Pricing, Availability and Final Thoughts
I have a ton to talk about with this motherboard today. The first thing I want to quickly cover, though, is the pricing and availability, which at the moment isn't seen over at Newegg. We're sure the board isn't far away, though, from coming to fruition.
This board isn't without its flaws and some are clearly more obvious than others. The first is the BIOS. I hate to say the word "horrible", but it's probably the best way to describe it. We have really been spoiled with the UEFI BIOS since its introduction and we understand why Supermicro hasn't used it here. Engineers for the UEFI BIOS are few and far between. The ones that are available have already been snapped up by the major motherboard players in the consumer division.
With some of the best in the world already taken, it would come as no surprise that the first rendition of a UEFI BIOS from Supermicro would be lacking. Considering that a number of companies on the UEFI BIOS system since introduction still offer some very lack luster BIOS', this is nothing against Supermicro, but just an educated guess on what we've experienced with the UEFI BIOS system.

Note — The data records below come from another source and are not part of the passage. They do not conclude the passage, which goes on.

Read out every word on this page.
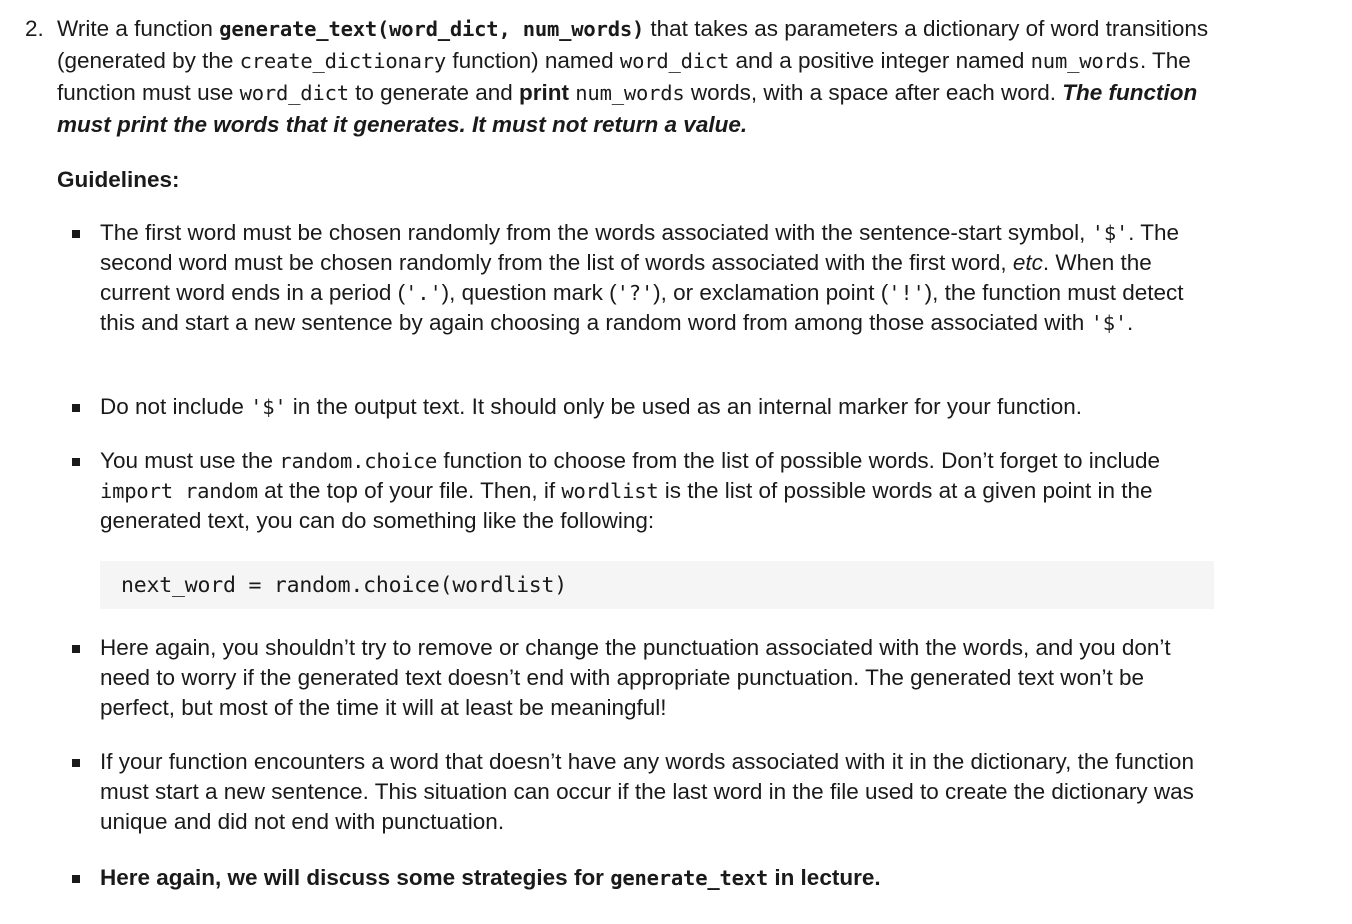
2. Write a function generate_text(word_dict, num_words) that takes as parameters a dictionary of word transitions (generated by the create_dictionary function) named word_dict and a positive integer named num_words. The function must use word_dict to generate and print num_words words, with a space after each word. The function must print the words that it generates. It must not return a value.
Guidelines:
The first word must be chosen randomly from the words associated with the sentence-start symbol, '$'. The second word must be chosen randomly from the list of words associated with the first word, etc. When the current word ends in a period ('.'), question mark ('?'), or exclamation point ('!'), the function must detect this and start a new sentence by again choosing a random word from among those associated with '$'.
Do not include '$' in the output text. It should only be used as an internal marker for your function.
You must use the random.choice function to choose from the list of possible words. Don’t forget to include import random at the top of your file. Then, if wordlist is the list of possible words at a given point in the generated text, you can do something like the following:
next_word = random.choice(wordlist)
Here again, you shouldn’t try to remove or change the punctuation associated with the words, and you don’t need to worry if the generated text doesn’t end with appropriate punctuation. The generated text won’t be perfect, but most of the time it will at least be meaningful!
If your function encounters a word that doesn’t have any words associated with it in the dictionary, the function must start a new sentence. This situation can occur if the last word in the file used to create the dictionary was unique and did not end with punctuation.
Here again, we will discuss some strategies for generate_text in lecture.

We also feel that the BIOS was another reason the overclocking wasn't quite as strong as we'd hoped. We saw that 4.8GHz is clearly doable under the most extreme benchmarks. For some reason, under the less intensive ones, it fell over. It feels like a lot of this is due to the inability to adjust settings easily. We know where everything is on motherboards from all the major consumer players. Going into the Supermicro BIOS, though, we felt so lost. This is again something we know that Supermicro is looking at since they told us directly.
When it comes to the performance, the out of the box numbers look good. Saying that, though, we can't ignore the SSD numbers. With the fix that Supermicro suggested, we saw some strong improvements in some areas that actually put it ahead of other boards. The minimum number continues to really sit far behind, which is evident in the HD Tune Pro test. This is something that Supermicro are aware of now and we're sure they're working on fixing the issue, as we speak. With the SSD running off the Z87 controller, one would assume that hopefully a fix to the issue is only some kind of update away. Time will tell, though, and this is also something we'll be keeping an eye on.
Another issue is the look of the board - it's not exactly the most attractive thing out. It's not always the most important thing, but we feel any time a company throws any kind of "OC" label on a product, it should stand out. This stands out in the sense it looks like a board from five years ago - that's not a good thing. Like everything else we mentioned, though, again this is something that Supermicro know and actually brought up with us during our chat with them at my office.
Reading all this this makes the motherboard sound like an absolute disaster. It's not, though! It's actually a really good motherboard in many ways. Supermicro's background means that out of the box we feel confident with this board. Like we mentioned in the introduction, with Intel getting out of the motherboard market it, we feel that a company like Supermicro, who have a huge reputation when it comes to building quality server motherboards, is really going to come through here. They really do have a chance to pick up some of that huge market share that Intel left behind, or is leaving behind soon.
The looks of the board are also superficial. For some it won't matter, especially if it sits inside your case with no window. The most important thing is going to be stability, and as we mentioned above, that's something we feel extremely confident in with this board.
Also when it comes to the overclocking side of things, there is a clear glimpse that the motherboard is more than capable. Having the board complete a Media Espresso run at 4.8GHz really was a surprise considering the lack of cooling offered on the board - it's a testament to the quality of the board itself.
I have to admit that one thing I would've preferred not to see with this board, though, was the addition of the OC tag in the model name. The board isn't at a level where it can compete with other boards that use the OC label already. This is a good board, but it's not one that can compete against other OC boards from an OC perspective. Because of that, it almost feels that the "OC" label will be tainted for Supermicro for the moment. Maybe they release a next generation board with the OC label and people will remember about the last board that used it and it wasn't quite as strong as it should be.
Supermicro has a great board here and long term it feels that they really could do something special. It feels very much like the days of DFI when they went to the consumer market with the LanParty series. With a strong background in reliability, they had an excellent base to work off. In time they perfected the areas that they weren't good at initially and ended up creating some truly amazing boards.
The support from Supermicro since we got the board has also been absolutely fantastic, rivaling some of the largest consumer motherboard manufacturers. They clearly know they have areas they need to improve in and they're happy to take feedback. If the company continues to listen to people, they can only go onwards and upwards in this area. Again, we feel this experience Supermicro learnt from the server market, and it shines through.
As a base, Supermicro feel like they have a leg up on any other company that is just trying to enter the motherboard market. I would also say at some points they have a leg up on already well established companies, because of the server background. If this is an area that Supermicro really want to go into, it feels like that with the right people on board their ship, they'll really be able to make some amazing motherboards down the road.